Flossing can remove plaque, the researchers conceded. They cited one study finding that children had less risk of caries when their teeth were professionally flossed (Journal of Dental Research, April 2006, Vol. 85:4, pp. 298-305).
But “research also shows that few individuals floss correctly” when left to themselves, they wrote.
So should you give up on getting your patients to floss? Not at all, argued Dr. Corby. “Education is the key,” she said.
In August, Dr. Corby and colleagues published a study in the Journal of Periodontology (July 2008, Vol. 79:8, pp. 1426-1433) that involved 51 matched pairs of twins. Those who flossed and brushed had less harmful bacteria in their mouths than those who merely brushed.
In an earlier report on the same study, the team showed that the flossers had less gingival bleeding as well.
Dr. Corby said that if the Dutch researchers had included this study in their review — and a couple of other large ones — they would have found an overall benefit for flossing. She argued that the study she helped run was particularly important because by comparing twins it eliminated genetic and environmental factors that could otherwise confound the results.
The Dutch researchers did not respond to DrBicuspid.com’s request for a comment. But the text of their article suggests why they excluded Dr. Corby’s study from their review. In her study, as in many of the others in which flossing was shown to work well, professionals watched over the patients as they flossed.
“The Council on Scientific Affairs of the ADA suggests that interdental cleaning devices should be evaluated ‘under unsupervised conditions,’ ” the Dutch researchers wrote.
In real life, of course, you can’t drop in and watch your patients floss every day. You can still make a difference by teaching patients that they should think of floss the same way they think of a toothbrush — as a tool for cleaning every tooth, not just for removing pieces of food they can see or feel, according to Dr. Corby.

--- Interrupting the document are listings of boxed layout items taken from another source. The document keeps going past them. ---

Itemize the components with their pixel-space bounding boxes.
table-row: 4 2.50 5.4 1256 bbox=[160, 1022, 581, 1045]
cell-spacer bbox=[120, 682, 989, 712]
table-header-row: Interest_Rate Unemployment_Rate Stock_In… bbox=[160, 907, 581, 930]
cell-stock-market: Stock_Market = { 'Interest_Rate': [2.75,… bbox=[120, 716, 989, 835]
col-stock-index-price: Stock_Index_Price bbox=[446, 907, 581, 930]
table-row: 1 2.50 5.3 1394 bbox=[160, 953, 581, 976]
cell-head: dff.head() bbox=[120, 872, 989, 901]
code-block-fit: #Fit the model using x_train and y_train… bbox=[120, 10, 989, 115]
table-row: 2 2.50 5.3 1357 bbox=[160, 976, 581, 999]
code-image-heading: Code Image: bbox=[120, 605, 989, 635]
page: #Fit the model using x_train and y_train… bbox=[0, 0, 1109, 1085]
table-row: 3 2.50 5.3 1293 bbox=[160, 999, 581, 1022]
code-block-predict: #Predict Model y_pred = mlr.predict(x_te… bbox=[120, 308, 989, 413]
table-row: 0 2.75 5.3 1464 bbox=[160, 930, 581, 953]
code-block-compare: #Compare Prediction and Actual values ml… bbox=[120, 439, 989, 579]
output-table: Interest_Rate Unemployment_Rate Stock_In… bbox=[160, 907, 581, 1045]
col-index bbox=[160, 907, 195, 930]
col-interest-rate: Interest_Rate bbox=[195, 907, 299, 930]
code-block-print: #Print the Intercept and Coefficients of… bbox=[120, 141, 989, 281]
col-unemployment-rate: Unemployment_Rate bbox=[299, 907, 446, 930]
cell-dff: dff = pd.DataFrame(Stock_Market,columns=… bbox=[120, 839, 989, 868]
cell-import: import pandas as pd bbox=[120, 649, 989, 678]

“You really need two minutes to do the whole mouth,” she said. Which means you probably need even more time to teach each patient how to floss.
Will that work in your practice? “Studies are inconsistent in their ability to demonstrate that educational attempts to influence floss frequency can be successful,” the Dutch researchers wrote.
But they acknowledge that research alone cannot answer all the answers for an individual clinician. Their ultimate advice: Figure out which of your patients — if any — are motivated and disciplined enough to follow detailed flossing directions.